Alberto Mieli racconta con parole semplici la sua infanzia in famiglia, genitori e ben otto figli, nella Roma che
“Prima dell’inizio della guerra la ricordo come una città splendida, sicuramente più bella di quanto non lo sia ora……Prima del fascismo a Roma si viveva bene”
Con l’arrivo delle leggi antiebraiche del 1938, leggi razziali firmate dal re che l’autore preferisce chiamare razziste, tutto cambia rapidamente in paggio: i bambini non vanno più a scuola, derisi e beffeggiati, il padre funzionario al Dazio viene licenziato, comincia la lotta per la sopravvivenza, la ricerca sempre più spasmodica di qualcosa da mangiare. Il ragazzo troverà ospitalità presso parenti, che gli assicurano una minestra calda, e poi cercherà lavoretti che gli consentano di aiutare a casa. Ma la storia drammatica di Roma si avvia al momento più oscuro: si salva con la sua famiglia dalla razzia del 16 ottobre, rifugiati nel magazzino di un fruttivendolo che aveva rischiato la vita per ospitarli, un “giusto” che Mieli ricorda con riconoscenza, ma poi durante una retata viene catturato, portato a Regina Coeli perché nelle sue tasche trovano francobolli inneggianti alla Resistenza, torturato malgrado i suoi appena diciassette anni, infine inviato dapprima a Fossoli, poi in un treno piombato ad Auschwitz. Le descrizioni delle condizioni degli internati, i riti delle docce, delle camere a gas, dei Kommando, degli Appel a venti gradi sotto zero, delle morti continue per fame, per congelamento, per malattia, sono quelle che ormai conosciamo dalla diverse testimonianze a partire da Primo Levi. La particolarità delle pagine di Alberto Mieli è il continuo mescolare nei racconti della incredibile ferocia e disumanità degli aguzzini nazisti parole di speranza, voglia di dialogare con i giovani d’oggi perché siano sentinelle, non si fermino alla superficie di quanto vedono o sentono raccontare, capiscano che la diversità allora metteva paura come spesso avviene anche oggi e capire il passato, per quanto orribile, consente di creare anticorpi per il presente.
L’unicità della Shoah, spiega Mieli, è che mentre in altri genocidi, per esempio in Serbia, si fronteggiavano due eserciti combattenti contrapposti, armati e violenti, nei lager nazisti i deportati erano inermi, disperati, affamati, ridotti a bestie con un numero tatuato sul braccio, unico segno di identificazione.
Per una sorta di miracolo il diciottenne Alberto Mieli, numero 180060, kg. 29,900, riuscirà a sopravvivere ad Auschwitz, a Gusen, a Mauthausen, anche alla terribile Marcia della morte e tornerà a casa, a Roma, nel maggio del 1945. Per molti anni non parlerà della sua odissea, come molti altri testimoni dell’indicibile.
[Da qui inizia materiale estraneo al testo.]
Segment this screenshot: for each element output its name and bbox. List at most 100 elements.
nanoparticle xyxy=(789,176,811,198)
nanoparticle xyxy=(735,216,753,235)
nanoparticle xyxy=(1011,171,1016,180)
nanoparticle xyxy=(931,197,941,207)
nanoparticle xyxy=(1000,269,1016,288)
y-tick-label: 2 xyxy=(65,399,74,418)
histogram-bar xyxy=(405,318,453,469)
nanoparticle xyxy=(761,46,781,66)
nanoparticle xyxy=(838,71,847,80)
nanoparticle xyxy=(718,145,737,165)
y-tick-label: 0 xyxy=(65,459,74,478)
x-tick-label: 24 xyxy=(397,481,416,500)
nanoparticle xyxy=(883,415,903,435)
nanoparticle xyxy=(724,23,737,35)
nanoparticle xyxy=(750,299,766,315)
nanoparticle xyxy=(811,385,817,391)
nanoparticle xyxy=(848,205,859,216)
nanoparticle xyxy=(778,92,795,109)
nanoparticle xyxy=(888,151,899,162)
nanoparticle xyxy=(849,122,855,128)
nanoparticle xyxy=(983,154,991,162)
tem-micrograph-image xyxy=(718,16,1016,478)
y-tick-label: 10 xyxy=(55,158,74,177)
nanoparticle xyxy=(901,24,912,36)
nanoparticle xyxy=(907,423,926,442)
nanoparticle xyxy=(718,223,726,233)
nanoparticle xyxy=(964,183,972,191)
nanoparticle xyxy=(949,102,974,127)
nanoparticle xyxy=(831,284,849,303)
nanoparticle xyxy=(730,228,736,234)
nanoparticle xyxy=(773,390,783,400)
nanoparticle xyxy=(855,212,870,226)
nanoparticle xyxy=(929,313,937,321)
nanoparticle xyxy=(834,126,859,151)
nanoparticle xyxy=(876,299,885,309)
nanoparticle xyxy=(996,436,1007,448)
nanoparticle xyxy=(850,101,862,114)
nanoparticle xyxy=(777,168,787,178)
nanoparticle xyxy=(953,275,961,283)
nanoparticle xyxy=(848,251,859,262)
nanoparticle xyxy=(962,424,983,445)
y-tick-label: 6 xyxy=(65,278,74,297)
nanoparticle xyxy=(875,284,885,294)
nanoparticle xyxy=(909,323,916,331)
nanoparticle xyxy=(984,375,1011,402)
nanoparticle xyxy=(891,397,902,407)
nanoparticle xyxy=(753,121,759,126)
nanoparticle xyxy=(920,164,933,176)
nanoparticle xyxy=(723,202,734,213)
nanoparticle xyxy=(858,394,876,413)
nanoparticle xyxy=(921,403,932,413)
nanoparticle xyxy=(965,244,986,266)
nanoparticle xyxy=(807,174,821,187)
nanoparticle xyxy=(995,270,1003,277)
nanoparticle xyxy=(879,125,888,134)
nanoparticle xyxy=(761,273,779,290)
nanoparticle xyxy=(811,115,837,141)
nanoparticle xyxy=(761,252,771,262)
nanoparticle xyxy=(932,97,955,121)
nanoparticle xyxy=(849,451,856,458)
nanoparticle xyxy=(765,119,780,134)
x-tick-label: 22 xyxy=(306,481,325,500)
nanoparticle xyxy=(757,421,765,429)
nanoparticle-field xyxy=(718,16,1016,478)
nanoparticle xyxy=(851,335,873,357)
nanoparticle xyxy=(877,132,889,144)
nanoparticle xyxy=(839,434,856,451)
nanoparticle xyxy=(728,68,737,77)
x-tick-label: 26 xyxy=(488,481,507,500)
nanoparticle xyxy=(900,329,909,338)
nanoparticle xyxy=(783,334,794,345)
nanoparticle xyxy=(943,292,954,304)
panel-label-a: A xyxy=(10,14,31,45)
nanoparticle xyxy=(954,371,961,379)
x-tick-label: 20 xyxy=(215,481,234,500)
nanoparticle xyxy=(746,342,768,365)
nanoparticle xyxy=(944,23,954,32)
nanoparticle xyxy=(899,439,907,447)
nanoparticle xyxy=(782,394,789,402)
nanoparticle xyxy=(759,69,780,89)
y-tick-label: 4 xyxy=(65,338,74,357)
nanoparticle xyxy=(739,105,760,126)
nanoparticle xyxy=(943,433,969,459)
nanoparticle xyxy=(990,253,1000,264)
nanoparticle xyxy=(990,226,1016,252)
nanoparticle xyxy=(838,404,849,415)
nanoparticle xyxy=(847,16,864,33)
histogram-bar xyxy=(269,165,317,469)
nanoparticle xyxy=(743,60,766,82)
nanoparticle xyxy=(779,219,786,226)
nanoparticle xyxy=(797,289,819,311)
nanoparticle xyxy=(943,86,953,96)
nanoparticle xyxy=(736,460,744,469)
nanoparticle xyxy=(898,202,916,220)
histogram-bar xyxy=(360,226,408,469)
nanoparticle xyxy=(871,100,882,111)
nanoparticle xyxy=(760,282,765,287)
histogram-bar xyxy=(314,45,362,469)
Alcune atrocità rimangono nel segreto del suo cuore impossibili ad essere raccontate.
Non accetterà la vendetta, come invece avevano progettato due ex deportati olandesi, che dopo la fine della guerra avevano rintracciato il persecutore della loro sorella e per poco non ne avevano ucciso i due bambini innocenti: una storia esemplare quella di Mieli, un altro modo di raccontare lo sterminio, una pagina importante che colma anche qualche vuoto sull’importante esperienza del “dopo”.